Хан Алмыш в знак особого благоволения выдал Худа бершудскому беку, и Бырак повесил его на дереве возле своей ставки на реке Дяу-Шир со словами: «Послужи о, храбрейший, нашему Богу Тэнгри, и пусть он возродит тебя вновь уже на нашей земле!».
Душа Руяра прямо из последней схватки воспарила к небесному Ирию золотистым яйцом. Посланец Свентовида – могучий небесный Орёл – не успел ещё сопроводить душу жреца-воина в чертоги Бога Прави и Яви, как на его пути стал Бозкурт – посланник Великого Тенгри. На земле Орёл без труда смог бы улететь вместе с невесомой душой ярого воина, но в Нави нет тверди и нет неба.
Синий волк оскалился, взъерошив свой крепкий загривок.
– Это душа воина, который всю жизнь истово и до последнего вздоха служил Свентовиду, он никогда не был тюрком и не сражался во имя Пославшего тебя! – шумно взмахнул могучими крылами Орёл, пытаясь отогнать Волка.
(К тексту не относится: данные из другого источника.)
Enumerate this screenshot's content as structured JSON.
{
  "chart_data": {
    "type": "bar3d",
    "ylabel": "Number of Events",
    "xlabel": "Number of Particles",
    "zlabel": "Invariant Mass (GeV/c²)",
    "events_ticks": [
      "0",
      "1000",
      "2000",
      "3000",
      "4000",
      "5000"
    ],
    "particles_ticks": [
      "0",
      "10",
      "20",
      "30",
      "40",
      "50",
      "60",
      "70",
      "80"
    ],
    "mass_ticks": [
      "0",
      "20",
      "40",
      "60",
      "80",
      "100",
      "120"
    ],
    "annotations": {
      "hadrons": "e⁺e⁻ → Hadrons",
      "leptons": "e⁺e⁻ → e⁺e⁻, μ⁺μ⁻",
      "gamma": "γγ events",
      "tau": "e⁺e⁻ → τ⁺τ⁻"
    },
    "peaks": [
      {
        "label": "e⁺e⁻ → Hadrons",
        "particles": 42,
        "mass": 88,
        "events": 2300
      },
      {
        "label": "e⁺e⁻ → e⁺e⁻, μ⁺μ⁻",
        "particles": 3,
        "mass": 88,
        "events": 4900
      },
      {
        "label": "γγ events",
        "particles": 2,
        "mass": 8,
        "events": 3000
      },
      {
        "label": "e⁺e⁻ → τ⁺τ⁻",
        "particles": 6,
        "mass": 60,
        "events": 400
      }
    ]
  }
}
– Он не был тюрком, но он настоящий воин, которого мой народ одолел силой Великого Тенгри, так что по праву победителя его душа принадлежит нам, она должна вновь родиться среди тюрков. Там, на земле, дерево, на котором был повешен этот батыр, уже объявлено священным, а хан назвал его именем своего новорождённого сына. Тюркские мужчины будут приходить к священному древу просить о победе в грядущих сражениях и укреплении их воинского духа и силы, а тюркские женщины, привязывая к ветвям цветную ленту, будут молить его послать удачу сыну или мужу в дальнем опасном походе. Это наша добыча, – вновь грозно оскалился Бозкурт. – Говоришь, Орёл, что батыр всю жизнь служил Свентовиду? Посмотри сюда! – Волк высоко подпрыгнул или подлетел и описал большое коло в пространстве. Когда он снова встал на лапы, в коло, только что обозначенном прыжком Бозкурта, появилось видение, как в Новой Ладоге могучий богатырь с рукой на перевязи договаривается с князем Руси Новгородской Олегом Вещим о поступлении в княжескую дружину. – Ты слышал, Орёл, батыр сам сказал, что ранее не мог приехать, потому что был связан клятвой служить Свентовиду при его храме, а теперь он волен делать, что хочет, – огрызнулся волк, стараясь оттеснить посланника Свентовида от души воина. Волк присел для прыжка, а Орёл уже нацелил свой загнутый железный клюв для удара в темя Синего Волка…
Хриплое карканье, прозвучавшее как насмешка, раздалось рядом сразу с двух противоположных сторон. Противники, уже готовые вступить в драку, узрели двух воронов с иссиня-чёрными, зловеще переливающимися перьями.
– Эй, вы, чего спор затеяли из-за того, что вам не принадлежит? – прокаркал один из них. – Разве не знаете, что жертва, которая убита, принадлежит Хугину, который есть Разум Великого Одина, а которая повешена, – мне, Мунину, как Памяти Великого Одина. Так что прочь оба, а мы сами доставим душу нашему Повелителю Мёртвых!
– Это вы, питающиеся падалью, проваливайте в свою землю и там лакомьтесь хоть убитыми, хоть повешенными! – зарычал Бозкурт.
– Не с вашими чёрными клювами покушаться на бессмертную душу Отважного Героя, – поддержал своего противника Орёл. – Проваливайте отсюда!
Но наглые вороны и не думали «проваливать».
– Он по праву носил имя Дух Вотана и предводительствовал над норманнами, в том числе и викингами, душа этого настоящего берсерка должна находиться в воинстве Великого Одина! – прокаркали они почти хором.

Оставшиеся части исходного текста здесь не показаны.